Cleveland Metroparks
As we move into early summer, highlight species targeted around Cleveland Metroparks include smallmouth bass, walleye, yellow perch, largemouth bass, panfish, channel catfish, and common carp. Smallmouth bass are typically found in the deeper, rocky pools of the Rocky River during the day in early summer, and often move to the heads of such pools in the early morning and evening hours to feed actively.  A dark olive or brown tube jig of about four inches in length is one of the best producers of bass in the river. “Smallies” also bite well on live bait (i.e., minnow, crayfish, and leeches), lures (i.e., spinners and minnow plugs), and flies (i.e., crayfish patterns, Clouser minnows, dark brown or olive sculpin, or muddler minnow patterns). Bass of all sizes are abundant in the river, with a healthy number of trophy fish up to (and over) 20 inches in length available. It has been very encouraging to see most anglers releasing the larger bass recently so that these fine gamefish can be caught again, according to Cleveland Metroparks fishery biologist Mike Durkalec. Also, note that all smallmouth bass must be released immediately if caught downstream of the Detroit Road bridge through June 26. Rock bass are also present in the same river areas as smallmouth, and can be caught using the same offerings listed above.
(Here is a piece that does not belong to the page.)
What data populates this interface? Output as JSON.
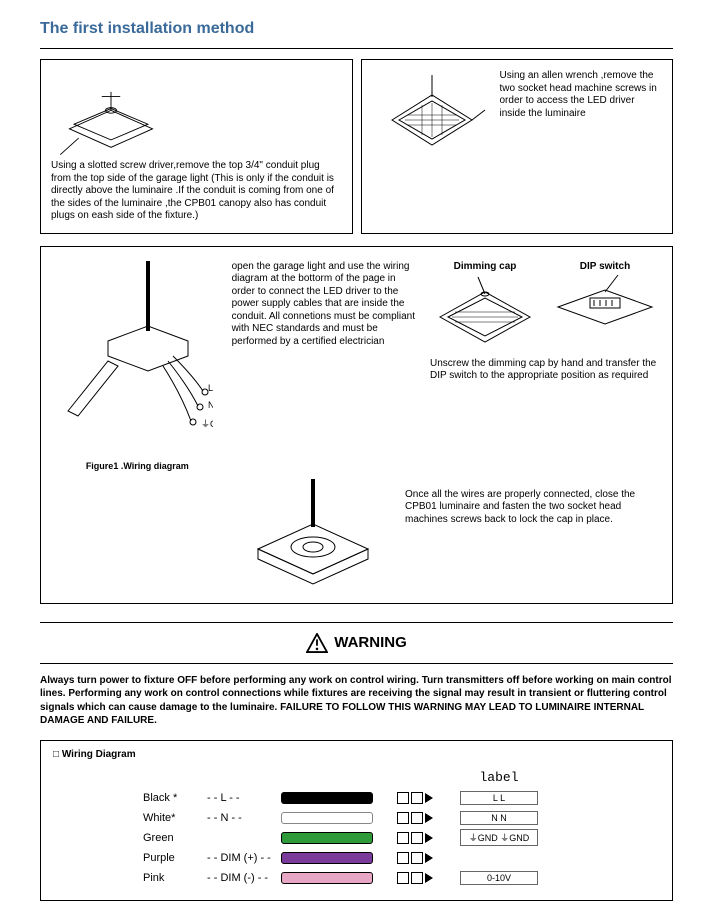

Channel catfish and large carp are also present in some of these same areas in the river, and fishing for them can be a laid back and relaxing way to enjoy some time on the water. Good numbers of channel catfish stocked in May also remain to be caught at Wallace Lake and the Ohio and Erie Canal fishing area, as well as several smaller Metroparks waters. More catfish will be stocked at various locations in June, as well.  Catfishing is usually best during lower light conditions using baits such as nightcrawlers, minnows, chicken liver, and processed dough baits. A good number of larger catfish are moving into the river from Lake Erie on their spawning run.   Resident channel catfish are available in the river all summer.
Some large carp (some exceeding 15 pounds) will be found in the northern river reaches throughout the month, as well. Carp can often be caught throughout the day on such bait as canned corn, carp dough baits, worms, or crayfish tails. A growing contingent of fly anglers looking for a challenge are targeting carp with nymphs and crayfish imitations, as well. The key to fishing for either carp or catfish is fishing on (or very near) the river/lake bottom. In addition, freshwater drum (sheepshead), white perch, and bullhead catfish are also abundant in the northern river reaches (north of Morley Ford) in early summer. For the angling generalist, any of the species mentioned thus far can be effectively targeted by fishing a nightcrawler right on the river bottom with a sinker.
Summer means family fishing time for many folks, and panfish fit the bill perfectly for a leisurely picnic and fishing outing. Anglers seeking panfish have experienced decent fishing at most of the ponds and lakes in the Park District. Crappies, bluegills, and other sunfish species can be taken with a number of offerings, but a waxworm or red worm on a small hook (or tiny jig) suspended under a stick float and fished around a weedbed or shoreline brush is always a good choice. Wallace Lake, Shadow Lake, and Lakefront Reservation are just a few of many places in the park to wet a line for various panfish species. Largemouth bass fishing is often best in Wallace and Hinckley lakes, although bass can be found in most park waters.